Schroeder and Beethoven

In New York Times on January 19, 2009 at 4:06 pm

schroederI come across so many interesting articles about the arts that I have decided to break down and begin a blog about some of the things I read and my thoughts about them (I was inspired by a friend of mine who does the same thing for sports articles).  To not overwhelm myself, or those who read this, I’ll limit each post to one “article of interest.”  The source of the articles will range from the New York Times Arts section to a relatively unknown independent arts magazine – what can I say, I subscribe to everything art!  I’d like to throw out there though that there are tons of sites online that do the work for me and post interesting art news right on their homepage for me to see (one that I recently signed up for is called; the site is especially great because it lets me personalize my profile so that articles that apply to my specific interests are the first ones to come up… it’s a good starting place if you’re having a hard time finding relevant-to-your-interests articles).  
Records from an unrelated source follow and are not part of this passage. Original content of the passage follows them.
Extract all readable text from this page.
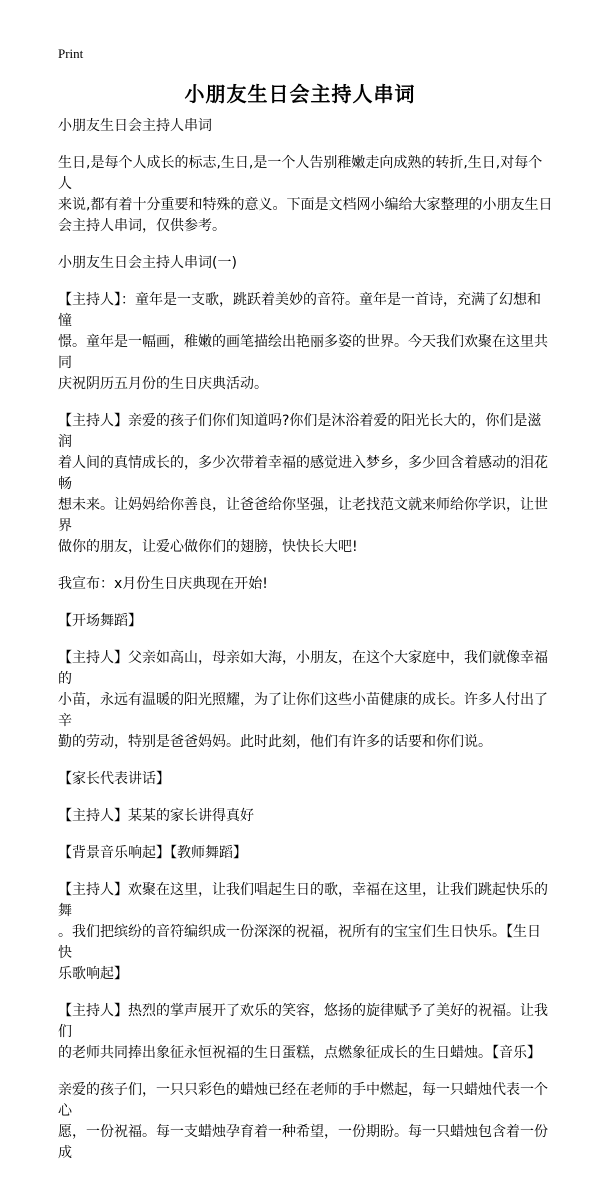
Print
小朋友生日会主持人串词

小朋友生日会主持人串词

生日,是每个人成长的标志,生日,是一个人告别稚嫩走向成熟的转折,生日,对每个人
来说,都有着十分重要和特殊的意义。下面是文档网小编给大家整理的小朋友生日
会主持人串词，仅供参考。

小朋友生日会主持人串词(一)

【主持人】：童年是一支歌，跳跃着美妙的音符。童年是一首诗，充满了幻想和憧
憬。童年是一幅画，稚嫩的画笔描绘出艳丽多姿的世界。今天我们欢聚在这里共同
庆祝阴历五月份的生日庆典活动。

【主持人】亲爱的孩子们你们知道吗?你们是沐浴着爱的阳光长大的，你们是滋润
着人间的真情成长的，多少次带着幸福的感觉进入梦乡，多少回含着感动的泪花畅
想未来。让妈妈给你善良，让爸爸给你坚强，让老找范文就来师给你学识，让世界
做你的朋友，让爱心做你们的翅膀，快快长大吧!

我宣布：x月份生日庆典现在开始!

【开场舞蹈】

【主持人】父亲如高山，母亲如大海，小朋友，在这个大家庭中，我们就像幸福的
小苗，永远有温暖的阳光照耀，为了让你们这些小苗健康的成长。许多人付出了辛
勤的劳动，特别是爸爸妈妈。此时此刻，他们有许多的话要和你们说。

【家长代表讲话】

【主持人】某某的家长讲得真好

【背景音乐响起】【教师舞蹈】

【主持人】欢聚在这里，让我们唱起生日的歌，幸福在这里，让我们跳起快乐的舞
。我们把缤纷的音符编织成一份深深的祝福，祝所有的宝宝们生日快乐。【生日快
乐歌响起】

【主持人】热烈的掌声展开了欢乐的笑容，悠扬的旋律赋予了美好的祝福。让我们
的老师共同捧出象征永恒祝福的生日蛋糕，点燃象征成长的生日蜡烛。【音乐】

亲爱的孩子们，一只只彩色的蜡烛已经在老师的手中燃起，每一只蜡烛代表一个心
愿，一份祝福。每一支蜡烛孕育着一种希望，一份期盼。每一只蜡烛包含着一份成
Anyways, today’s “article of interest” comes from the New York Times Arts section.  We all grew up with Peanuts cartoons by Charles Shulz but because of the cartoons’ simplicity and basic storyline we might miss the absolute genius behind the cartoon strip (a similar affect of  the art and stories by Mr. Seuss).  This article brings to our attention the connection between the Beethoven music that the character Schroeder plays and the tone of the cartoon.  Knowing relatively little about music, I had no idea that the musical notes and song choices were so intentional.  “The music is a character in the strip as much as the people are, because the music sets the tone.”  Who knew?   As a long time admirer of Mr. Schulz, I must say that this article has increased even further (which I didn’t think was possible) my esteem for his work.  The article also mentions a Charles M. Schulz Museum and Research Center in San Jose… now THAT would be something interesting to see.